Queensland

Queensland Government announces changes to infrastructure charges

THE Queensland Government has announced wide ranging changes to local government infrastructure charges on new developments in Queensland, proposed to come into effect from July 1 this year.

Queensland Premier Anna Bligh said the reforms are based on proposals by the independent Infrastructure Charges Taskforce and will give certainty to the building industry.

"These changes will provide simplicity, certainty and transparency for all involved," Ms Bligh said.

A key element of the reforms is setting maximum charges for trunk infrastructure, which includes water, sewerage, storm water, roads and parks.

These standard maximum residential charges will be set at $28,000 for a dwelling that has three or more bedrooms and $20,000 for one and two-bedroom dwellings.

Standard maximum charges for non-residential development will range between $50 and $200 per square metre of gross floor area depending on the development type.
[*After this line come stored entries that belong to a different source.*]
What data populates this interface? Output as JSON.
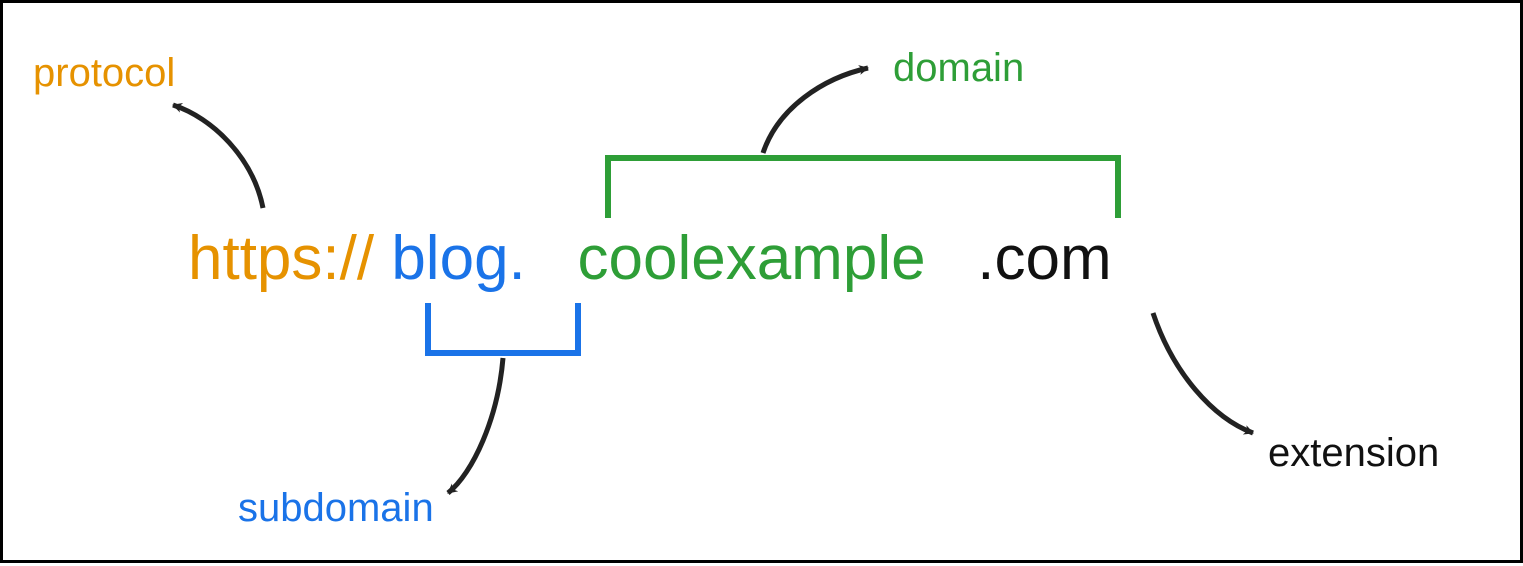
{
  "url_parts": {
    "protocol": "https://",
    "subdomain": "blog.",
    "domain_name": "coolexample",
    "extension": ".com"
  },
  "labels": {
    "protocol": "protocol",
    "subdomain": "subdomain",
    "domain": "domain",
    "extension": "extension"
  },
  "colors": {
    "protocol": "#e69200",
    "subdomain": "#1a73e8",
    "domain": "#2e9e37",
    "extension": "#111111",
    "arrow": "#222222"
  }
}
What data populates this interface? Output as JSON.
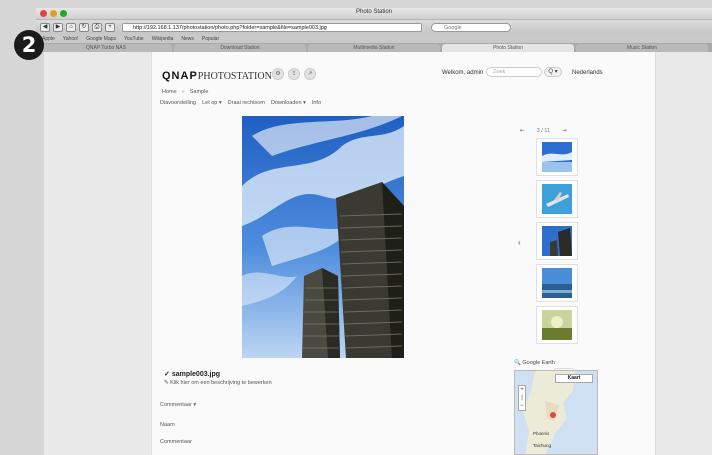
{
  "step_number": "2",
  "browser": {
    "window_title": "Photo Station",
    "url": "http://192.168.1.137/photostation/photo.php?folder=sample&file=sample003.jpg",
    "search_placeholder": "Google",
    "bookmarks": [
      "Apple",
      "Yahoo!",
      "Google Maps",
      "YouTube",
      "Wikipedia",
      "News",
      "Popular"
    ],
    "tabs": [
      {
        "label": "QNAP Turbo NAS",
        "active": false
      },
      {
        "label": "Download Station",
        "active": false
      },
      {
        "label": "Multimedia Station",
        "active": false
      },
      {
        "label": "Photo Station",
        "active": true
      },
      {
        "label": "Music Station",
        "active": false
      }
    ]
  },
  "header": {
    "logo_brand": "QNAP",
    "logo_product": "PHOTOSTATION",
    "welcome": "Welkom, admin",
    "search_placeholder": "Zoek",
    "search_button": "Q ▾",
    "language": "Nederlands"
  },
  "breadcrumb": [
    "Home",
    "Sample"
  ],
  "actions": [
    "Diavoorstelling",
    "Let op ▾",
    "Draai rechtsom",
    "Downloaden ▾",
    "Info"
  ],
  "photo": {
    "filename": "sample003.jpg",
    "description": "Klik hier om een beschrijving te bewerken",
    "comments_label": "Commentaar ▾",
    "name_label": "Naam",
    "comment_label": "Commentaar"
  },
  "thumbnails": {
    "counter_current": "3 / 11",
    "items": [
      "sky-thumb-1",
      "plane-thumb-2",
      "building-thumb-3",
      "sea-thumb-4",
      "field-thumb-5"
    ]
  },
  "map": {
    "label": "Google Earth",
    "type_selector": "Kaart",
    "cities": [
      "Phoenix",
      "Taichung"
    ]
  }
}
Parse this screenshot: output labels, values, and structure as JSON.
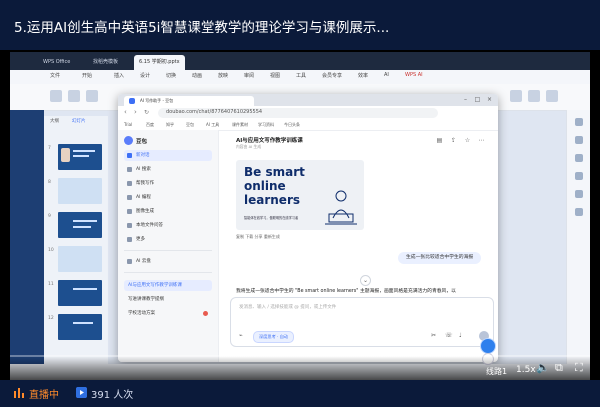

A stormwater charge per square metre will also apply.

The government said that under the current system, infrastructure charges for dwellings have been reported to have been as high as $50,000 for residential development and $524 per square metre for non-residential development.

Other changes announced include:

  • Annual increases in local government infrastructure charges will be limited to infrastructure CPI;
  • A moratorium on the collection of local function charges for the use of state roads, saving the development industry up to $30 to $40 million a year; and
  • Deferred payments meaning developers can pay charges at settlement rather than at the beginning of the planning process.

Deputy Premier and Attorney-General, Minister for Local Government and Special Minister of State, Paul Lucas, said the Government was not introducing a blanket cap.

"Rather we are introducing maximum standard charges and we are retaining the ability for councils to charge less than the maximums if they wish," he said.

Mr Lucas said the reforms would provide local governments with flexibility to choose whether they adopt the maximum charges or charge lesser amounts.

"This will give them the ability to choose lower infrastructure charges as a way of stimulating construction and competing for development."

Mr Lucas said the government's cap on infrastructure charges was a necessary action.

"The State Government was forced to step in because developers and local councils couldn't agree," Mr Lucas said.

"The State Government was responding to concerns from the development industry and councils when it convened the infrastructure charges taskforce following the Queensland Growth Management Summit in March 2010."

"The taskforce – which included representatives from both the property industry and local government - produced a report recommending that infrastructure charges be capped at a level between $20,000 and $30,000 in order to strike the right balance between councils and developers and keeping our building industry moving," Mr Lucas said.

The Infrastructure Charges Taskforce released its final report last month, outlining proposed reforms to simplify and streamline infrastructure charges for new developments to help address housing affordability and improve business confidence.

The Property Council of Australia said the caps on infrastructure charges would lock out investment from Queensland for the next three years.

Queensland Executive Director of the Property Council of Australia, Kathy Mac Dermott, said the State Government has sent a "clear and chilling message" to national and international investors and developers that Queensland is uncompetitive and closed for business.

However, the Local Government Association of Queensland said the cap on infrastructure charges would likely force councils to increase their debt to unsustainable levels and place further pressure on rates bills.

Local Government Association of Queensland acting chief executive Greg Hoffman said the government's changes to infrastructure charges could add an average $60 to the average rates bill in southeast Queensland.

Mr Hoffman said councils had always argued that setting a cap below $30,000 for residential development would pose enormous difficulties for them.

"This decision will push total council debt in Queensland past the $10 billion mark, an increase of 500 percent in 6 years," he said.

"At this point councils are at their borrowing limiting and will not be able to borrow to build infrastructure and development will be stifled."